Walter Dorn, a professor of defence studies at the Royal Military College, said the frigate could be sent through the Suez Canal to anchor in the vicinity.
"The other possibility is the Americans send their ships off to someplace, and we have to take over some of the original responsibilities of that ship, so we cover for them," said Dorn.
Both Dorn and Corrigan suggested a select number of Canadian Forces personnel could theoretically wind up working inside the American chain of command, as has happened in the past.
"Showing the (Canadian) flag will be very important because the U.S. wants to show this has international legitimacy," said Dorn.
Earlier Wednesday, Justin Trudeau said Parliament should be recalled to discuss what role Canada should play as the international community prepares to respond to atrocities in Syria.

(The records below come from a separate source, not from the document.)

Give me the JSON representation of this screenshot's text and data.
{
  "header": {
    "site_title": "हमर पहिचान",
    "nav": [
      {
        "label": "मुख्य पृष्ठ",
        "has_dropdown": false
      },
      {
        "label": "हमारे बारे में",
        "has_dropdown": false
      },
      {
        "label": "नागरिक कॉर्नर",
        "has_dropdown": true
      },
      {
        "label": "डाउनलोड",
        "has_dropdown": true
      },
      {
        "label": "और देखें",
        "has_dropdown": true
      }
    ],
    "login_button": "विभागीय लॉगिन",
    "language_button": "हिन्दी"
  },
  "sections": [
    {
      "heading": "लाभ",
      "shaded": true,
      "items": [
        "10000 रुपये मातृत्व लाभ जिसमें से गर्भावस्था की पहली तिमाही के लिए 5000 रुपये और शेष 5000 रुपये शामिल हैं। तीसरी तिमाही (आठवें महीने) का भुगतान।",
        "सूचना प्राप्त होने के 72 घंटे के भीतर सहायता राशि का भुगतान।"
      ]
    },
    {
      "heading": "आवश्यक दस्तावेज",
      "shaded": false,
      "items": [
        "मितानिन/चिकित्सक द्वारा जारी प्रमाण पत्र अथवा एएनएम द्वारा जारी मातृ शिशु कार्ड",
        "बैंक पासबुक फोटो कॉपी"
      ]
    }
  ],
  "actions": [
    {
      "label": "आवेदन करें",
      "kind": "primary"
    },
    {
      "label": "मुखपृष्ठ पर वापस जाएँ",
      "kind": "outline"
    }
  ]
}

The Liberal leader called the use of chemical weapons "unacceptable" and said it requires a "significant response."
Trudeau, who was briefed Tuesday by Baird on his conversations with allies in the United States, the United Kingdom and elsewhere, said he fully expects Canada will have a role to play in helping civilians.
He said Canadians — and MPs — are united in wanting to provide humanitarian aid and help settle refugees.
But he said anything more than that should be discussed, in a non-partisan fashion, by parliamentarians. Trudeau has previously expressed reservations about military intervention.
United Nations chemical weapons inspectors continued their investigations in a Damascus suburb Wednesday, while Secretary General Ban Ki-moon appealed to the international community to give them more time to complete their work.
But the British government moved ahead with a draft proposal at the UN Security Council authorizing the use of force against Syria, almost certain not to pass because of the opposition of China and Russia.
Russia and Iran have been warning the west that any military intervention could snowball into a greater, regional conflict.